In GOP-dominated Missouri, where the governor publicly downplayed masking and the state attorney general sued to prevent schools from enforcing pandemic restrictions, the coronavirus death rate was 20% higher than the rate in Democratic-controlled Illinois. Around America, the GOP’s cynical insistence on making pandemic policy into a culture-war issue instead of a medical one has, literally, cost lives.
For all the fraught political controversy surrounding the pandemic, the medical facts have been remarkably straightforward. The vaccines that became widely available early last year have been stunningly effective at preventing the disease or blunting its severity in those who are vaccinated — to the point that, by the most recent round of illnesses to inundate hospitals, this had become almost entirely a “pandemic of the unvaccinated.”
The efficacy of masks has never faced a serious challenge from science, only from political opportunists like Missouri Attorney General Eric Schmitt. Missourians will never know how many illnesses were attributable to Schmitt’s Senate-campaign-driven attacks on school mask policies, but it’s not medically conceivable that number was zero.
Elections have consequences, and one consequence of electing Republican officials here and around America who were willing to side against science in their efforts to pander to their anti-science base has been unnecessarily high coronavirus death rates in red-state America. That’s the inescapable conclusion of a study by consultant Doug Haddix, based on data from the Centers for Disease Control and Prevention. The resulting map of comparisons between deaths per 100,000 residents in each state looks eerily like a red-blue political map of the country.

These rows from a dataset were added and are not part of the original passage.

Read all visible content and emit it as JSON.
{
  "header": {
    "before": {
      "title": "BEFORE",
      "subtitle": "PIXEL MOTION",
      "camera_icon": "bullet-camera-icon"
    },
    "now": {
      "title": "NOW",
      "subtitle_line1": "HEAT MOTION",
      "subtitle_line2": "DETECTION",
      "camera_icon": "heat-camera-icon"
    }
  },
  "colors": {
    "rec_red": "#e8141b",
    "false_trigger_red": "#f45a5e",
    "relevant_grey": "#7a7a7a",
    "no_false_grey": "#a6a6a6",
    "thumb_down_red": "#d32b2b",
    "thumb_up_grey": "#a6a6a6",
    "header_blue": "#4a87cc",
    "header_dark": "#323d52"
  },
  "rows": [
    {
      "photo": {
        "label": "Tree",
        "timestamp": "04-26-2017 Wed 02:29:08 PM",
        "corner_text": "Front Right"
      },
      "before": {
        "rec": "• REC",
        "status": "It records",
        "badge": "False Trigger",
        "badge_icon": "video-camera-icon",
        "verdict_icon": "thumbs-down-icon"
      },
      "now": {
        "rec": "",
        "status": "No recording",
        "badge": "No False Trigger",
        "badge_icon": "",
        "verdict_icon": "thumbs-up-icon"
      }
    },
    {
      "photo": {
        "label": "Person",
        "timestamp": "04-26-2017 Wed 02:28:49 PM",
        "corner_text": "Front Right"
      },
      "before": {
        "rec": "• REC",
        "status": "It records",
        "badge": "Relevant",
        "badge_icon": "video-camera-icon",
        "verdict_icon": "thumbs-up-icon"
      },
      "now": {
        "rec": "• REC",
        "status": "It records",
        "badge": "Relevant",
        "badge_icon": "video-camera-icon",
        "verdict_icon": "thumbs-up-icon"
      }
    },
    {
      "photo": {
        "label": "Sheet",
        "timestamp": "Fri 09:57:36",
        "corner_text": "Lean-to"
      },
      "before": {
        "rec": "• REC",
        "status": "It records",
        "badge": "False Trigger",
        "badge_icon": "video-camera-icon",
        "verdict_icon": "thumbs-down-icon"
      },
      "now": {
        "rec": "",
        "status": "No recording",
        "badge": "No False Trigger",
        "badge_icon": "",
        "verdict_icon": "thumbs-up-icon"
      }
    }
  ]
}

There’s Missouri, with 113 deaths per 100,000, while neighboring Illinois had just 90. There’s deep-red Florida, where Republican Gov. Ron DeSantis has made attacks on responsible pandemic policies a centerpiece of his likely presidential run, logging 152 deaths per 100,000. As for New York and California, those twin liberal boogeymen of the political right: 70 and 58 deaths per 100,000, respectively.
This won’t be America’s last pandemic. But with this data in hand, it should be the last in which people who care more about politics than public health are allowed to hold sway.